Critique : On a bien trop souvent l’image d’un artiste vivant une existence aisée, dans son habitation luxueuse à flâner en attendant d’être inspiré par la muse de la création. C’est trop souvent ignorer la précarité de ce statut, le temps consacré à l’art auquel on s’adonne, gérer les impératifs financiers ainsi que la visibilité de l’œuvre, notamment par le biais des réseaux sociaux. Adapter sur grand écran l’autobiographie de Franck Courtès, « À pied d’œuvre », avait donc de l’intérêt par le reflet que ce dernier amène sur la réalité du milieu, confessant du travail d’équilibriste financièrement friable que l’on peut ressentir quand on cherche à vivre de son art. Le résultat a au final de l’intérêt mais semble toujours à la lisière d’aboutir totalement à son sujet sans réellement y arriver.
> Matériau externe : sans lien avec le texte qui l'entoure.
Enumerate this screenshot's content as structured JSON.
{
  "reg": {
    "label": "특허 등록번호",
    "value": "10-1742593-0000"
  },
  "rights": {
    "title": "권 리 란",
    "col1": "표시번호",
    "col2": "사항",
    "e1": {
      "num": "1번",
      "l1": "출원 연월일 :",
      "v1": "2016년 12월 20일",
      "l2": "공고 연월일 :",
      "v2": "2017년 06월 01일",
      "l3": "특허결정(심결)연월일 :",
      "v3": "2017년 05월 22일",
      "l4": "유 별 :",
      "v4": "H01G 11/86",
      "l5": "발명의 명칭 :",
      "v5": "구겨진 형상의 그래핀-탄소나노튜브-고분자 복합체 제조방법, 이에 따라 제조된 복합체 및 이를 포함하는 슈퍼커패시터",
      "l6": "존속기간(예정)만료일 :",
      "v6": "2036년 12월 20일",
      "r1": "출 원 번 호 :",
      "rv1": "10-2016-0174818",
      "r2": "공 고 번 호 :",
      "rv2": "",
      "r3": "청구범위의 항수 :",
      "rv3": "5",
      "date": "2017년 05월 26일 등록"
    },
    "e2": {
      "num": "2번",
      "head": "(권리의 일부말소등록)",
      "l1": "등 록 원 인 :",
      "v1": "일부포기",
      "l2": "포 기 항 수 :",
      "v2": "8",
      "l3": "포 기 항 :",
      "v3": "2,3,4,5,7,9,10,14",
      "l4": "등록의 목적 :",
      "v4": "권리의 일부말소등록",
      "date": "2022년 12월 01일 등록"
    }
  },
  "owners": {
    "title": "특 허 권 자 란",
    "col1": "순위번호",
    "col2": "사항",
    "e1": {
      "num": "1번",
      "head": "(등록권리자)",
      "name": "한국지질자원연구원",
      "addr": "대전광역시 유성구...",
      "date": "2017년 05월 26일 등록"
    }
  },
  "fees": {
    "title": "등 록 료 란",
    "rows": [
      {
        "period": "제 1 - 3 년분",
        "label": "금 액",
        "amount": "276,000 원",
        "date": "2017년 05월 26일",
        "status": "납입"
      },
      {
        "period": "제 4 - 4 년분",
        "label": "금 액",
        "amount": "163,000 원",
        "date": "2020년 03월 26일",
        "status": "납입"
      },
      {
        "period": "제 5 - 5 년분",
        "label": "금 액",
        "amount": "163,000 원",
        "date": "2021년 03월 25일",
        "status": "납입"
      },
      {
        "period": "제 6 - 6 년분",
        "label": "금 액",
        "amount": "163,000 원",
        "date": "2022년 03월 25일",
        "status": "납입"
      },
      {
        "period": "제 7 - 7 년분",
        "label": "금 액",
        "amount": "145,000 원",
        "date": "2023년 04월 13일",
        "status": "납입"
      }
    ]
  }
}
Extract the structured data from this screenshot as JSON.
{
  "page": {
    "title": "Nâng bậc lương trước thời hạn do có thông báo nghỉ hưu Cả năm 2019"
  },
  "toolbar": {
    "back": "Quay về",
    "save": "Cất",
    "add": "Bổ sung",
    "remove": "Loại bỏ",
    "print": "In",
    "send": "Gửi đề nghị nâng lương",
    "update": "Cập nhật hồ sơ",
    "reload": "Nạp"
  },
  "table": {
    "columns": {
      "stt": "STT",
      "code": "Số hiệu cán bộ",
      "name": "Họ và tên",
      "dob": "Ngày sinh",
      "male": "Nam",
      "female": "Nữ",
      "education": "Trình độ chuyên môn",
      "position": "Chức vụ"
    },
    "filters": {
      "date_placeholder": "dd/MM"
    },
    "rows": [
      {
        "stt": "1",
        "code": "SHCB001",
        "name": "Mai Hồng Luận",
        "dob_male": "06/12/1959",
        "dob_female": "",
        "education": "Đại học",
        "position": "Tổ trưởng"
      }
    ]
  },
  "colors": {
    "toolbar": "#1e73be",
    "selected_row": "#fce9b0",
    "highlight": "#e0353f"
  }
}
Pourtant, l’histoire ne démérite guère, tout comme Bastien Bouillon, comme toujours très bon. La façon dont Valérie Donzelli filme les impératifs de clients parfois à côté de la plaque (comme cette personne sans tondeuse) parvient à transmettre le combat pour subsister dans un milieu économiquement faible, où les ouvriers enchérissent au salaire le plus bas. La violence sociale est toujours présente, s’abattant continuellement sur le personnage comme un reflet auquel on ne peut se confronter réellement. Le glissement progressif dans la perte de moyens se trouve bien retranscrit mais, même sans tomber dans un misérabilisme, le film manque de cet impact émotionnel fort qui avait su nous saisir dans le film précédent de la metteuse en scène, « L’amour et les forêts ». La mise en scène, sobre, ne parvient pas à totalement capter la brisure sociale en fond, et ce en dépit de l’écriture qui cherche à conserver l’implication créative.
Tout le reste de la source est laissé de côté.